Mauvais timing pour le slogan de Stop F-35
Pour Marionna Schlatter, cette passe d’armes n’est pas une première. Engagée dans l’initiative Stop F-35 du Groupe pour une Suisse sans armée (GSsA), la présence de la parlementaire de gauche dans la Commission fait parfois jaser.
Sa photo, présente dans le matériel de campagne de l’initiative qui s’oppose à l’achat des jets américains, a été utilisée par le président du PLR Thierry Burkart pour railler et critiquer la position des Verts. En cause, le slogan «La guerre froide, c’était hier», apposé à son portrait, qui a pris des allures très datées à l’heure de l’invasion russe de l’Ukraine.
«Je suis une cible de choix pour la droite», déclare la conseillère nationale.

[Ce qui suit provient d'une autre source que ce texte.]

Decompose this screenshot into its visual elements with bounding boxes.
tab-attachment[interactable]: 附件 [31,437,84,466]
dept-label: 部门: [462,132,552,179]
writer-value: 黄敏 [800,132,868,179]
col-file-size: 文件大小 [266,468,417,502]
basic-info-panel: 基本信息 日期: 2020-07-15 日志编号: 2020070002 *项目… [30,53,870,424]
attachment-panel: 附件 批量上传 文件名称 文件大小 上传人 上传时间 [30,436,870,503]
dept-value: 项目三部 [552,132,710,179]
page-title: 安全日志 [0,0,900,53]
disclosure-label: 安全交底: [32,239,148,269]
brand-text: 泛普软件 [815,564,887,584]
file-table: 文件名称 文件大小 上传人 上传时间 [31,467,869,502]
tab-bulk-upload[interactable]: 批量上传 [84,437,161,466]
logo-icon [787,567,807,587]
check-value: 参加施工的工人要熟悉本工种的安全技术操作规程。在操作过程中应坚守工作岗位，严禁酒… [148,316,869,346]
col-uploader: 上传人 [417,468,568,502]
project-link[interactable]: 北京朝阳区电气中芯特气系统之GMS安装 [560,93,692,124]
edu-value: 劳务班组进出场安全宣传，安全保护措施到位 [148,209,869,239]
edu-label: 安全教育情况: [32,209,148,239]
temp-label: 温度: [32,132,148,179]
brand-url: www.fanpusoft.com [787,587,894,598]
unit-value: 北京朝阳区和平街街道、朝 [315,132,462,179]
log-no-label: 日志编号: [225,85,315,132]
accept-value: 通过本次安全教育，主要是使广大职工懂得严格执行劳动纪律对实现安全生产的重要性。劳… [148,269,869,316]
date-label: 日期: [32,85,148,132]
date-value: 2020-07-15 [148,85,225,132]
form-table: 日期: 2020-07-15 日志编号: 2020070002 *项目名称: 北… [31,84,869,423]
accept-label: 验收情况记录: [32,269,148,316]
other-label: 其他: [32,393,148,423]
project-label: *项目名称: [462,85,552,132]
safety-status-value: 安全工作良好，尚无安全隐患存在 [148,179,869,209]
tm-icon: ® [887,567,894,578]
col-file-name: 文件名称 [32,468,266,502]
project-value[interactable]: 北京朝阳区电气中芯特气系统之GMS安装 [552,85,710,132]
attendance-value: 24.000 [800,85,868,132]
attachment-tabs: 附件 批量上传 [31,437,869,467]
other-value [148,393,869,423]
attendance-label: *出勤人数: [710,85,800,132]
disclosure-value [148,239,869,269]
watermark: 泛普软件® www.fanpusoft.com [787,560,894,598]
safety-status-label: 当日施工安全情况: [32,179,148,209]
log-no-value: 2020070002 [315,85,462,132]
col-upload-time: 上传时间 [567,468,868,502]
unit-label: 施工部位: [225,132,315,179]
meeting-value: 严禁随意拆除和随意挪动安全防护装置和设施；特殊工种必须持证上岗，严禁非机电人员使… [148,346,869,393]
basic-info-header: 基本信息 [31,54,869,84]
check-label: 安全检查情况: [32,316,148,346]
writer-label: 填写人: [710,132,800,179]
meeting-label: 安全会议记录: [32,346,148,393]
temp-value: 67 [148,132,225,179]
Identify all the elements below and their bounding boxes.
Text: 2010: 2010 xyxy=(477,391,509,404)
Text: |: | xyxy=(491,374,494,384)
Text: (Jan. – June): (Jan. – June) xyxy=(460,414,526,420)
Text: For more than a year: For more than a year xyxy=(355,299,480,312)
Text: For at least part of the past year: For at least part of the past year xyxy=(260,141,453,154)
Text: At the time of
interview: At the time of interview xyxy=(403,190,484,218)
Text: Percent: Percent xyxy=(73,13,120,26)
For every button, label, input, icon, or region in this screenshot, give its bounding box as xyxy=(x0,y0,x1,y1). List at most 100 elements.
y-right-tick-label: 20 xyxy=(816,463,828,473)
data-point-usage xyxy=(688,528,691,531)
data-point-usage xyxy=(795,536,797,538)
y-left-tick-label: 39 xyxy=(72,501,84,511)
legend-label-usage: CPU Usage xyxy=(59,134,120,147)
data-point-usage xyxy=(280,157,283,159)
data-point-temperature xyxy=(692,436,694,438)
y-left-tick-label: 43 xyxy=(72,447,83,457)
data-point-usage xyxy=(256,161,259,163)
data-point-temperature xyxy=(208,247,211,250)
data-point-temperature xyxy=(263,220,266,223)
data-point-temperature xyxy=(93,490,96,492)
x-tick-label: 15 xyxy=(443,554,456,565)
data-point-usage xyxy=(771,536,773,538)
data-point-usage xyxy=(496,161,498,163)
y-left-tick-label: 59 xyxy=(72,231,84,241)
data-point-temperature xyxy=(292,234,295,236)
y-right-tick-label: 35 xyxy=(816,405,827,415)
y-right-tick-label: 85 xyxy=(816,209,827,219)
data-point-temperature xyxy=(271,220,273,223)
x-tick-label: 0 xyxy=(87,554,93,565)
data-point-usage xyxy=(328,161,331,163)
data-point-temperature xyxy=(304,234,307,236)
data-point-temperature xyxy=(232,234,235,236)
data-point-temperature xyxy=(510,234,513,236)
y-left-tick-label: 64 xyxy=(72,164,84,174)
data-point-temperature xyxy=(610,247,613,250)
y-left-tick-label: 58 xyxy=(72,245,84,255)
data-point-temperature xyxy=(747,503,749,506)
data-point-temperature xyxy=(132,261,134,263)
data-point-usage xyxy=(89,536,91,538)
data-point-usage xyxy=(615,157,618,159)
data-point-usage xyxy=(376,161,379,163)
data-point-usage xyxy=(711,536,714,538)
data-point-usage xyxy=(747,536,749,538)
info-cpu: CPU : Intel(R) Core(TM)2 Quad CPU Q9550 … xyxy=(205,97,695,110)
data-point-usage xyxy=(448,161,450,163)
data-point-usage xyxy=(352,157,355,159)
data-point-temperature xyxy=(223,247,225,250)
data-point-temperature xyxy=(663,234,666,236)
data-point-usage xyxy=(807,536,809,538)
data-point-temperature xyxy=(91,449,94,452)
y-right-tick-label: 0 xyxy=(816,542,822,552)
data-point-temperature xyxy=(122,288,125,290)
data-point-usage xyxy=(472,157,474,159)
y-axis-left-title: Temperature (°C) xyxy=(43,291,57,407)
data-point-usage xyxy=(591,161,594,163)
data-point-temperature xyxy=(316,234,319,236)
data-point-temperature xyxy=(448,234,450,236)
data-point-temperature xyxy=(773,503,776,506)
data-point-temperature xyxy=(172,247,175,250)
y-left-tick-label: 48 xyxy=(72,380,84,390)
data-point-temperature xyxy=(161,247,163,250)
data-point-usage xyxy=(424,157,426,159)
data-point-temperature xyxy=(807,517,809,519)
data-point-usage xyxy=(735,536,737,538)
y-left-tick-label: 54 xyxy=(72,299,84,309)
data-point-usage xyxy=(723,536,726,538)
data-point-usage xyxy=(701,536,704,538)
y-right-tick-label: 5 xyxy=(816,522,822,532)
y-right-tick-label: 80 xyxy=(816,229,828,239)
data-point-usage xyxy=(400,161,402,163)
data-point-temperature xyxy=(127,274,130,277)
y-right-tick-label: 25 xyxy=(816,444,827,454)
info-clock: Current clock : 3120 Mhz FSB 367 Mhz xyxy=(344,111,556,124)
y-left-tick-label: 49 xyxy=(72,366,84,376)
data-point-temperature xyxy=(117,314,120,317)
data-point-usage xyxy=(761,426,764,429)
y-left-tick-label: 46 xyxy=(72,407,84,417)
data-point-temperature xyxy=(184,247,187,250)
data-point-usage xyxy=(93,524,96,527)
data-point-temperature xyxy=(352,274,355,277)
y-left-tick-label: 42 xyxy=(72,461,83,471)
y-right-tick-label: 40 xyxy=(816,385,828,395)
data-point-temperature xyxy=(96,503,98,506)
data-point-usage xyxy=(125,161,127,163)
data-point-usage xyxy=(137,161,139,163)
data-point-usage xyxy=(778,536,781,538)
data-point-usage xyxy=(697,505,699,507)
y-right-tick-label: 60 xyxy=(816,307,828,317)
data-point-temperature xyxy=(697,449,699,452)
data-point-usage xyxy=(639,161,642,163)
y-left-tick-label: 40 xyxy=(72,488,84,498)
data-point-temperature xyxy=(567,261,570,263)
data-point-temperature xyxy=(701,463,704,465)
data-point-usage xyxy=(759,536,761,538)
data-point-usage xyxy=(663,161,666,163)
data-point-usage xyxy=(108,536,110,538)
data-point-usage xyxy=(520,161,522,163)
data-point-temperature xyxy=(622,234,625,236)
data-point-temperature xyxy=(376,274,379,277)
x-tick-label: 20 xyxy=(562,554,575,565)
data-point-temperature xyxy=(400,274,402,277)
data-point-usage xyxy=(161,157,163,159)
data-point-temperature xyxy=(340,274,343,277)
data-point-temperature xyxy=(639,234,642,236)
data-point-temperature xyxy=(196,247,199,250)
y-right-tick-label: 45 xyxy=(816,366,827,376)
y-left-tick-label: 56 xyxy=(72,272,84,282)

Selon elle, sa position en tant que politicienne de gauche sur des questions de sécurité est en cause. «Remettre en question mes compétences de manière ciblée, c’est un réflexe typique des vieux hommes de droite», assène-t-elle.
Un ton moins offensif du côté socialiste
Du côté de la fraction bourgeoise de la Commission de sécurité, certains jouent volontiers la carte de la franchise. «Marionna Schlatter est à gauche en matière de politique de sécurité et polarise un organe dominé par la droite, c’est certain, reconnaît Mauro Tuena (UDC/ZH). Elle a notamment été prise pour cible lundi car c’est la seule intervenante de gauche à avoir une position résolument critique à l’égard de l’armée.»
Car du côté du Parti socialiste, le ton est en effet moins virulent contre l’armée qu’au sein des Verts. La soleuroise Franziska Roth et le jurassien Pierre-Alain Fridez, par exemple, tous deux présents au sein de la Commission de sécurité, ont affirmé ouvertement qu’ils ne soutenaient pas la suppression de l’armée, bien que ce point soit encore dans le programme du parti.